Everything seems just right and when torqued the wheel spins easily by hand. When it's all tightened up the hole for cotter pin is right under one of the holes in the castle nut. I'm using 3/4 washers (lots of them) as spacers. They have to take the place of a. thinner axle plate compared to width of stock swingarm plates, plus I'm making up for the absence of the stock chain adjusters. My FINAL spacer on the threaded end (sprocket side) is made of the last half of one of the stock chain adjusters - cut off and rounded. That way I get that "smaller" hole at the very end by nut - like stock.

wow did that last part make any sense?
 
hmm, I wonder if I should worry. Before I tightened the nut on my axle bolt there was about a 1/8 gap on the brake side. But it went away right away as I tightened. I guess the whole wheel and everything just needed to shift over that way (towards the head of the bolt).
Everything seems just right and when torqued the wheel spins easily by hand. When it's all tightened up the hole for cotter pin is right under one of the holes in the castle nut. I'm using 3/4 washers (lots of them) as spacers.

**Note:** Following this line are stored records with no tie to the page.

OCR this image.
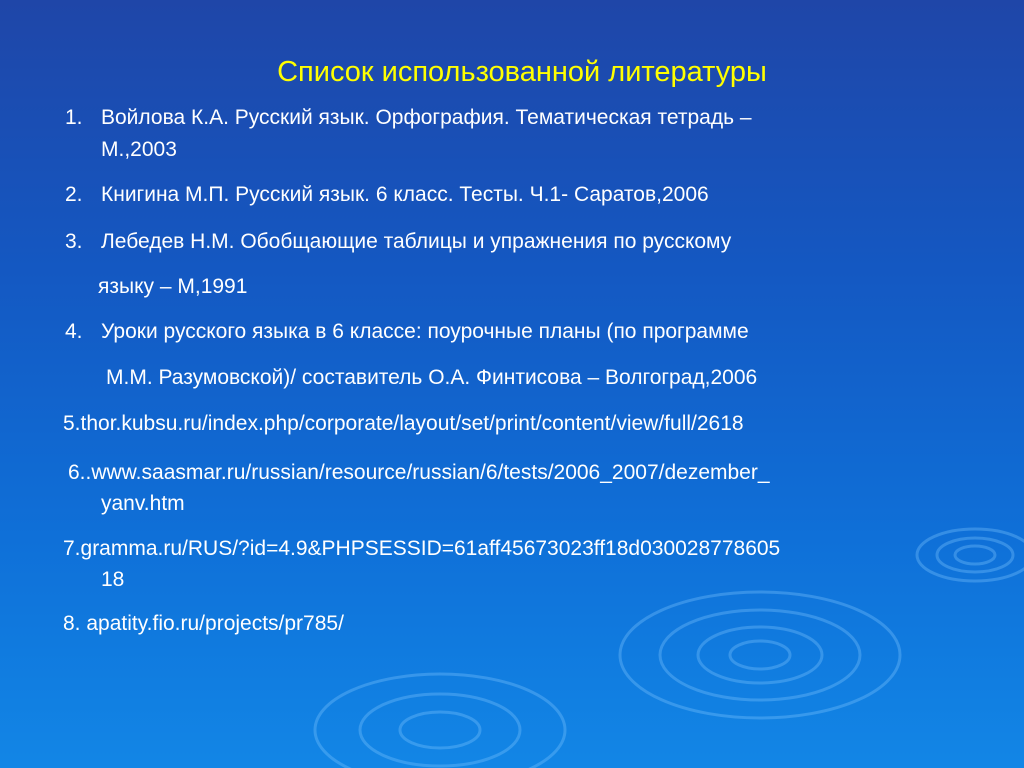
Список использованной литературы
1. Войлова К.А. Русский язык. Орфография. Тематическая тетрадь –
М.,2003
2. Книгина М.П. Русский язык. 6 класс. Тесты. Ч.1- Саратов,2006
3. Лебедев Н.М. Обобщающие таблицы и упражнения по русскому
языку – М,1991
4. Уроки русского языка в 6 классе: поурочные планы (по программе
М.М. Разумовской)/ составитель О.А. Финтисова – Волгоград,2006
5.thor.kubsu.ru/index.php/corporate/layout/set/print/content/view/full/2618
6..www.saasmar.ru/russian/resource/russian/6/tests/2006_2007/dezember_
yanv.htm
7.gramma.ru/RUS/?id=4.9&PHPSESSID=61aff45673023ff18d030028778605
18
8. apatity.fio.ru/projects/pr785/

They have to take the place of a. thinner axle plate compared to width of stock swingarm plates, plus I'm making up for the absence of the stock chain adjusters. My FINAL spacer on the threaded end (sprocket side) is made of the last half of one of the stock chain adjusters - cut off and rounded. That way I get that "smaller" hole at the very end by nut - like stock.

wow did that last part make any sense?